A distância máxima que percorri com meu cavalo foi da Vital Brasil até a Moreira César, em Icaraí.
Na volta, pegamos um táxi e perdeu a graça.
Uma vez, meu avô foi jogar carta com os amigos no quintal.
Estava assistindo televisão.
Ele passou, apertou o botão da tv rindo, e perguntou onde estava Arariboia.
Respondi que não queria mais montar naquele cavalo.
Disse que havia crescido.
Ostentei na cara do velho! Ele então me respondeu que já era velho, mas que mesmo assim o que mais lhe impressionava no meu cavalo, naquele momento, era o rosto.
Segundo ele, a impressão que dava naquela manhã era que estava inchado.
Disse que os poucos dentes estavam cariados e sujos, e que, certamente, só a piscina do quintal, naquele dia de sol, poderia esbranquiçar os dentes do bicho.
De repente, começou a dizer que dos cantos da boca do meu cavalo escorria uma "baba bovina" que ele estava limpando com as patas manchando o sofá da sala.
Disse que o animal estava no canto da sala ruminando lembranças de quando eu era pequeno.
Disse ainda que o som que meu cavalo emitia naquele instante, como uma espécia de ronco, contínuo, monótono, eram como pedaços de músicas esquecidas, mas que muitas crianças queriam cantar.
Na época, não entendi essa frase, mas lembro bem dela.
Disse que já estava escutando esse ronco do cavalo que durava duas horas, dando a impressão de que ele estava morrendo.
Perguntei como, sem perceber que estava entrando na onda dele, e ele respondeu que parecia um peixe no chão se debatendo e abrindo os brônquios: foi então que, meio descompassado com a interpretação realística do meu avô, avistei a piscina da sala, o tal Oásis que ele dizia ser capaz de ressuscitar o Arariboia.
Quando saí da sala com a vassoura, a velharada amiga do meu avô gritava em coro: "pule com ele na água, pule com ele! E Tchibum, me joguei na piscina e depois avistei meu avô vindo atrás e jogando na água todos os broches e tudo mais.

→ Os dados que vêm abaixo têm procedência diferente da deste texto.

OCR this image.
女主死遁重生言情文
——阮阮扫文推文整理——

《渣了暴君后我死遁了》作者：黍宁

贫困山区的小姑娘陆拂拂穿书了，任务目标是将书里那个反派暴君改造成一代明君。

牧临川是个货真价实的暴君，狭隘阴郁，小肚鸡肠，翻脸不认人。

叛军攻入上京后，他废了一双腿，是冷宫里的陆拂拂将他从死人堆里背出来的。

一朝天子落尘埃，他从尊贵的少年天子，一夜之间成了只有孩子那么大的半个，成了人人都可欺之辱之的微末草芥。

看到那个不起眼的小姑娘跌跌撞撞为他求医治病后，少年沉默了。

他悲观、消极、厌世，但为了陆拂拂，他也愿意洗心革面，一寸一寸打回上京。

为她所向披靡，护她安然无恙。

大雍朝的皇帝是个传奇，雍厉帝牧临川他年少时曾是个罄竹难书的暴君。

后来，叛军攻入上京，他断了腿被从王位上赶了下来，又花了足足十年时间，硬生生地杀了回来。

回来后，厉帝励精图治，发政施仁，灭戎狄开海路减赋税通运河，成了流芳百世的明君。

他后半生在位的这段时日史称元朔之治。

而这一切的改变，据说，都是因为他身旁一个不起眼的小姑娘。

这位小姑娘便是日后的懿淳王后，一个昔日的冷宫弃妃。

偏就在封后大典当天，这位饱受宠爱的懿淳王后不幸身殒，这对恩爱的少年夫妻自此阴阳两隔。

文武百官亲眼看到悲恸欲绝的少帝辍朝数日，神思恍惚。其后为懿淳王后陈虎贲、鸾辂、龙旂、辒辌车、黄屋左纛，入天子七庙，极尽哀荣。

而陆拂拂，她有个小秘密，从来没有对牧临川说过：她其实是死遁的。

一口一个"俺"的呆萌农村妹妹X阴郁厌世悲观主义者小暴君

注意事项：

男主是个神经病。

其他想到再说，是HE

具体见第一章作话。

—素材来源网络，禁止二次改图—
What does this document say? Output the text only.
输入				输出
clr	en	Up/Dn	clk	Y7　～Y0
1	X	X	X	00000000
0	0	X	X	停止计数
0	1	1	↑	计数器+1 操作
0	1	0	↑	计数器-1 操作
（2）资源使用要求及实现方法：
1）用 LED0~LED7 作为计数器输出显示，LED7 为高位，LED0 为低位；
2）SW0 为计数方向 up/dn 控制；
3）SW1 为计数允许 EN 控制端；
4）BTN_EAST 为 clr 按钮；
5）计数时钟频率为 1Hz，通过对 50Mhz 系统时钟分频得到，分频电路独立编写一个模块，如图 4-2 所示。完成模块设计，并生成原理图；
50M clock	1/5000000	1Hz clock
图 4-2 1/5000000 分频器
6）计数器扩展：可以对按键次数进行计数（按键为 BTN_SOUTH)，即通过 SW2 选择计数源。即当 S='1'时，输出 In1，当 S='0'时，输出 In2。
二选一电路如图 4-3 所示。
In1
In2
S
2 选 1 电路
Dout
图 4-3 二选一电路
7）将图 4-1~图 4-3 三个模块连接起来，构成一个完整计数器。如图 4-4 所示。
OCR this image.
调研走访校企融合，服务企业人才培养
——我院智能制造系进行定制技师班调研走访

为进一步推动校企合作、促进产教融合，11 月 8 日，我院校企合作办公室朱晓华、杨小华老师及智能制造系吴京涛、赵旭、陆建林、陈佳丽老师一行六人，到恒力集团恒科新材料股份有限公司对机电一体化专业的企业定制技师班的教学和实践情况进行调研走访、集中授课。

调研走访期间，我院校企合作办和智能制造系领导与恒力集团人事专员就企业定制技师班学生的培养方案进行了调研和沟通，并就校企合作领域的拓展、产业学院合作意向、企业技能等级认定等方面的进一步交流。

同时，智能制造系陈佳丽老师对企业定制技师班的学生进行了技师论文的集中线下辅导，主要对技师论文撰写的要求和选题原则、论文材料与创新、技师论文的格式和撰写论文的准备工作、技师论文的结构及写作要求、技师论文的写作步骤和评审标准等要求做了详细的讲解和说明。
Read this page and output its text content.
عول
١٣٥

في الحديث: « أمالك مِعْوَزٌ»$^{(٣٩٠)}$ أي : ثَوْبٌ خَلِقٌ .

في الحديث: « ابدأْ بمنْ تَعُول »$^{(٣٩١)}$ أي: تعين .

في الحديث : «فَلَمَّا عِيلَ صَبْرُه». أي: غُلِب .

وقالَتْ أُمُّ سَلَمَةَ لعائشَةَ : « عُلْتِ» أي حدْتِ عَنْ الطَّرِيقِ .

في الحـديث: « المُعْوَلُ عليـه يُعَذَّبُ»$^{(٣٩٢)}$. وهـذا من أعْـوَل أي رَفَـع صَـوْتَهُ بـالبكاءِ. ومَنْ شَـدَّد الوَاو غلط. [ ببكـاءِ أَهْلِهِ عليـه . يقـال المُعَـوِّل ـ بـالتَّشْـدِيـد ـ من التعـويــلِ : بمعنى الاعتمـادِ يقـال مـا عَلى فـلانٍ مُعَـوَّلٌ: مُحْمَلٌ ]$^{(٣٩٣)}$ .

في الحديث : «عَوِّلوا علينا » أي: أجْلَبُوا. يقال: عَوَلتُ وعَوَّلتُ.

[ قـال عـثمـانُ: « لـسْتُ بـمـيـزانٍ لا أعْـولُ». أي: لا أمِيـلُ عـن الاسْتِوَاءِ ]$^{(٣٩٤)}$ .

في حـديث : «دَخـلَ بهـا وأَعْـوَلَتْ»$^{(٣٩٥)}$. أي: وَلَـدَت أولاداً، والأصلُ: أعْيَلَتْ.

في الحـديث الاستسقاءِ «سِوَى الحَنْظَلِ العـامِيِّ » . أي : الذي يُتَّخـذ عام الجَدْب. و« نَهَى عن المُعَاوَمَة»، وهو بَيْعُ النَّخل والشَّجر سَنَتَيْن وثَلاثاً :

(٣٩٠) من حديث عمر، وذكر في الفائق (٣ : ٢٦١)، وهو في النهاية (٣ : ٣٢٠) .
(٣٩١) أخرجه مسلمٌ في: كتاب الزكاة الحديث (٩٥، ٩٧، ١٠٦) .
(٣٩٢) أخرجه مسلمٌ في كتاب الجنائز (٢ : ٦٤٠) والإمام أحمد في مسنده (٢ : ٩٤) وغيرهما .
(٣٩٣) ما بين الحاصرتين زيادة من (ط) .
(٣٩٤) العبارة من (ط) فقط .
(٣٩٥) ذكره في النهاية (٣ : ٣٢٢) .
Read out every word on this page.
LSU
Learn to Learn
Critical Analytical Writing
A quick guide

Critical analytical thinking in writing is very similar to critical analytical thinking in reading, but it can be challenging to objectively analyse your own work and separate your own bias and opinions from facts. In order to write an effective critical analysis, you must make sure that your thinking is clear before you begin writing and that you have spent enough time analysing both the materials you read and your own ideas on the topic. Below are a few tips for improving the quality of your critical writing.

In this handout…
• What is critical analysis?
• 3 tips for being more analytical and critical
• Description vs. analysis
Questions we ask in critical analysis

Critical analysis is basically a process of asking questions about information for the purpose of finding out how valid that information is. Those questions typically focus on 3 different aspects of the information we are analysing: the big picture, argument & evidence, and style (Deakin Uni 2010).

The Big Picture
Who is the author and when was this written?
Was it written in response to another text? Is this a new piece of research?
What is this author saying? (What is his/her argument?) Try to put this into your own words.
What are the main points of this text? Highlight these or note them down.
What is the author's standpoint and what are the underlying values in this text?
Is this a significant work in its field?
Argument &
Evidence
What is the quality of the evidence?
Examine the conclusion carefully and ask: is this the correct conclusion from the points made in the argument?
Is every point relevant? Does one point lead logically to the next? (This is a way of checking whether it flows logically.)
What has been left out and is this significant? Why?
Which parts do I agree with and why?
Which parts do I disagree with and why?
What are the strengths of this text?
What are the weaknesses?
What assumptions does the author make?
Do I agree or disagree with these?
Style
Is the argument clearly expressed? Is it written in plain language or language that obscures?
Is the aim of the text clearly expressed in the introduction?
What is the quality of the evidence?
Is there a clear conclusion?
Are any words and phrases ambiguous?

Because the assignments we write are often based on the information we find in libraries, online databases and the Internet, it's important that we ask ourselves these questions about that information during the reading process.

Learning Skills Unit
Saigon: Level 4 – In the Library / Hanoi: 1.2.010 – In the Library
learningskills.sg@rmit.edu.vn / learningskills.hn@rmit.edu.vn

Fiquei ali enquanto eles jogavam carteado por mais de três horas.
Rolou um churrascão.
Isso tudo pra dizer (pra quem tem filho pequeno é mais fácil) que nossos cavalos vivem dentro de nós o tempo inteiro, mas asilados nos abrigos e cocheiras da idade, das dores, das dificuldades.
A idade só nos faz tirar a "montaria" do cabo de vassoura.